Bürgermeister Ralf Ulbrich (vorn links) musste sich auf der Einwohnerversammlung insbesondere ökologische Bedenken anhören. Foto: Günther

Noch ist nicht klar, ob es das interkommunale Gewerbegebiet in Deißlingen jemals geben wird. Die Bürgerversammlung zeigte: Es besteht Diskussionsbedarf.

Deißlingen - "So sieht Demokratie aus", resümierte der Deißlinger Bürgermeister Ralf Ulbrich am Ende der Veranstaltung, als er sich bei den interessierten Bürgern bedankte. Rund 100 von ihnen hatten den Weg in die Deißlinger Mehrzweckhalle gefunden, wo am Montagabend die Einwohnerversammlung zum Thema "interkommunales Gewerbegebiet" stattfand.

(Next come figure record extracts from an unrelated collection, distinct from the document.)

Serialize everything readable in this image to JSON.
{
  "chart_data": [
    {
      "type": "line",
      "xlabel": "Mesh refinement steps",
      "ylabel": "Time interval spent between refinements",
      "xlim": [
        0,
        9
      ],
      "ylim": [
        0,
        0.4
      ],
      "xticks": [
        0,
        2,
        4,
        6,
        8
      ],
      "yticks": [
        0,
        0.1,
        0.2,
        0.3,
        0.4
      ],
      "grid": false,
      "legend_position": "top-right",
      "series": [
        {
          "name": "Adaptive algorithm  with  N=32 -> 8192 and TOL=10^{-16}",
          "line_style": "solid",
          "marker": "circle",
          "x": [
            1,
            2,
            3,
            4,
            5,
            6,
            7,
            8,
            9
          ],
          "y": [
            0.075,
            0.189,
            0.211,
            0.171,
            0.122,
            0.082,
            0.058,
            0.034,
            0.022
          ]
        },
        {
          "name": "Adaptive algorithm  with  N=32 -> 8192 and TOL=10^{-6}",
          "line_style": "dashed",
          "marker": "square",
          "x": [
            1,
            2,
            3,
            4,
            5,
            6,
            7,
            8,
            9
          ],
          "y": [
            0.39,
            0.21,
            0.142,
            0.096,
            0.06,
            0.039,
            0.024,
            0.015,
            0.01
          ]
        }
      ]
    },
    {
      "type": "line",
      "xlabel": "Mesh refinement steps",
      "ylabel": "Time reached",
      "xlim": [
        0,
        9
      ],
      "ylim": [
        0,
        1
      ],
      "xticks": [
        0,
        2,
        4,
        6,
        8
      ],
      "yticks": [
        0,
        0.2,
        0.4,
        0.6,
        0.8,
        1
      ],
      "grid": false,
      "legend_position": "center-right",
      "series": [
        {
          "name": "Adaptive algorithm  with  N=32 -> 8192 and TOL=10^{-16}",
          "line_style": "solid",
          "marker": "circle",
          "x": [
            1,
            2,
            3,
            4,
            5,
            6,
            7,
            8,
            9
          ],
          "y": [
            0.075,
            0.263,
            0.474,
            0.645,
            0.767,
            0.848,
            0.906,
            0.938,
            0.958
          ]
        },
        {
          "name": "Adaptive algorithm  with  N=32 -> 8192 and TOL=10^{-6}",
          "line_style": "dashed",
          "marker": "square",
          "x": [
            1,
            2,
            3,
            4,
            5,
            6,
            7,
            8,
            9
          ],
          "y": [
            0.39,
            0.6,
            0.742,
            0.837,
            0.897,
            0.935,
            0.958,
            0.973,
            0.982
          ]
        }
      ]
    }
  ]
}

Das Vorhaben bewegt nicht wenige Gemüter: Deißlingen, Dauchingen und Niedereschach, drei benachbarte Gemeinden, die über die Kreisgrenze hinweg schon seit längerem auf verschiedenen Feldern zusammenarbeiten, haben Überlegungen angestellt, ein gemeinsames Gewerbegebiet zu entwickeln. Dazu hatten sie das Planungsbüro Planstatt Senner beauftragt, ein tragfähiges Konzept zu erstellen. Dieses war Grundlage der Diskussion am Montag.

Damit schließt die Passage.